Por trás de tal discurso existe o contexto de crise global do capitalismo, que obriga o capital a encontrar novos espaços para despejar capitais excedentes e extrair mais-valia, bem como buscar discursos que legitimem tal prática. E as águas brasileiras são um dos alvos prioritários desse avanço. Pois o setor de saneamento nacional ainda é majoritariamente público (atualmente, apenas 6% dos municípios possuem tratamento de água e esgoto em mãos privadas), setor que emprega diretamente mais de 200 mil trabalhadores (enorme massa pronta para produzir mais-valia ao capital) e acumula insuficiências (notadamente, as perdas de água e a baixa cobertura dos serviços de esgoto) exploradas pelos privatistas e representantes do capital com o discurso das crises fiscal e hídrica.

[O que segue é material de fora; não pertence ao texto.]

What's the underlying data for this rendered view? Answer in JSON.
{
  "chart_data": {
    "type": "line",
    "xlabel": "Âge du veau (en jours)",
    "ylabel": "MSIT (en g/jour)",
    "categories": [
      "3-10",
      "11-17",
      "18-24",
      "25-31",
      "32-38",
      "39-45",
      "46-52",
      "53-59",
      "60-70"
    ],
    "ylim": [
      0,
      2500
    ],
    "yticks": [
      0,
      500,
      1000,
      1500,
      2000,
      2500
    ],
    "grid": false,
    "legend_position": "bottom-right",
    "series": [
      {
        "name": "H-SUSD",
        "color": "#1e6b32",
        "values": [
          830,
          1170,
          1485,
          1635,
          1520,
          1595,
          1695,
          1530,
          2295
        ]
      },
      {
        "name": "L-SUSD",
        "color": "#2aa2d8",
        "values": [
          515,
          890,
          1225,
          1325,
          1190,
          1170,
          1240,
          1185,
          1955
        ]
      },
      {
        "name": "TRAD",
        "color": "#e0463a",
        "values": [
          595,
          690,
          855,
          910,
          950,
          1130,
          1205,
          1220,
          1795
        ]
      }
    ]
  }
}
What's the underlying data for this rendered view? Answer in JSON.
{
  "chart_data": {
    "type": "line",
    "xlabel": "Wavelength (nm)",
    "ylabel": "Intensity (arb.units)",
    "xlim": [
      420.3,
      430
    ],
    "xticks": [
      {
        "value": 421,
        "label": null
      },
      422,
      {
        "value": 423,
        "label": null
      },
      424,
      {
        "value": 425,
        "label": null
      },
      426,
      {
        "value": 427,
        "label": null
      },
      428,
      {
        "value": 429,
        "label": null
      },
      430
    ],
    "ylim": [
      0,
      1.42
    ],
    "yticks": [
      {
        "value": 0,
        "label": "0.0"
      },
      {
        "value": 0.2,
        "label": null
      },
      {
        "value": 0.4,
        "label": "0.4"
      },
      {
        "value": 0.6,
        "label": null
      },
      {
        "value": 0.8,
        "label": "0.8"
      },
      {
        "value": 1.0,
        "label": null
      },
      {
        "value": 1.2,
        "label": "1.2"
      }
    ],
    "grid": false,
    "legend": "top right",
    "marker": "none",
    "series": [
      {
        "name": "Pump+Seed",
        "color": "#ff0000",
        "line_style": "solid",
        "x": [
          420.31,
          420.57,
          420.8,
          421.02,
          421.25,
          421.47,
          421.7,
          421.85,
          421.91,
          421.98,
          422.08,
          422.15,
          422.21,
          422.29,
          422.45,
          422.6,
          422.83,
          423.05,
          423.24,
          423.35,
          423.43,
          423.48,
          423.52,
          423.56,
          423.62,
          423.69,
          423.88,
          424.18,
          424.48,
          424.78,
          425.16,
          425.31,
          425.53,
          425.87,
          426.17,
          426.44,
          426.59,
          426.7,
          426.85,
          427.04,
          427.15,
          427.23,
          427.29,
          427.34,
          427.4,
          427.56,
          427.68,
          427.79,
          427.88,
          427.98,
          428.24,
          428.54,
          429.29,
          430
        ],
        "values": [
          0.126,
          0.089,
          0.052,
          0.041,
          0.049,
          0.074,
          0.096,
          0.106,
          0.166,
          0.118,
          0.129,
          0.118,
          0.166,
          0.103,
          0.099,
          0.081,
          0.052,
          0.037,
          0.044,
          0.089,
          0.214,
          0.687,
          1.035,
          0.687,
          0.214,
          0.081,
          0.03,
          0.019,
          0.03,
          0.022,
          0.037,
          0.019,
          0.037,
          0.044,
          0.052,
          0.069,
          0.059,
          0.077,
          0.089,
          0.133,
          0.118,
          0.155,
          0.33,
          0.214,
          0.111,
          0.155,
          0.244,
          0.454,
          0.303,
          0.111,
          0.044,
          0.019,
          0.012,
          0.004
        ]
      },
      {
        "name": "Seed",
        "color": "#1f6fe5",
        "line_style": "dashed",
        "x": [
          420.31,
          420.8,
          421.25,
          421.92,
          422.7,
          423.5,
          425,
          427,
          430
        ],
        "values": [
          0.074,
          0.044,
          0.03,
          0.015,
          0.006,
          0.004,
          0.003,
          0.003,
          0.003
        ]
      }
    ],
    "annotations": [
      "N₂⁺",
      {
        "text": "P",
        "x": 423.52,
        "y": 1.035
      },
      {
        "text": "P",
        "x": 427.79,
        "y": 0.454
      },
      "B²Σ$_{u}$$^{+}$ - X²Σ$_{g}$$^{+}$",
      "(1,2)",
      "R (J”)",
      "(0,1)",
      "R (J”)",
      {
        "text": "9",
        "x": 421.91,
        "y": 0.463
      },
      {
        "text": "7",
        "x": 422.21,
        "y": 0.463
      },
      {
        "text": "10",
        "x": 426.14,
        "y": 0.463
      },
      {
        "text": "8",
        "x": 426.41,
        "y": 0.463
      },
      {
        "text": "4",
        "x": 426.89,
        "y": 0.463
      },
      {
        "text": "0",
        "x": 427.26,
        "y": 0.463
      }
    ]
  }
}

É importante frisar que o Brasil detém sozinho 12% das reservas de água potável do mundo, possui reservas subterrâneas capazes de abastecer o mundo todo por mais de 300 anos e que, além disso, possui condições únicas para desenvolver toda uma cadeia produtiva em torno da água (terras férteis, sol, minérios, mão de obra). Tudo isso faz com que, atualmente, a conquista das águas do Brasil seja central para o grande capital transnacional, que encontra no FMA o espaço ideal para articular a transformação da água em mercadoria.
Com o objetivo de preparar a resistência à privatização e mercantilização da água, movimentos sociais, sindicatos e entidades da cidade e do campo promoveram em Brasília, entre os dias 17 a 22 de março, o Fórum Alternativo Mundial da Água (FAMA), evento que, sem qualquer apoio do governo federal e enfrentando a censura da mídia privada, reuniu cerca de 7.000 participantes de mais de trinta países para o debate e a organização da atuação conjunta em defesa do direito dos povos ao acesso à água.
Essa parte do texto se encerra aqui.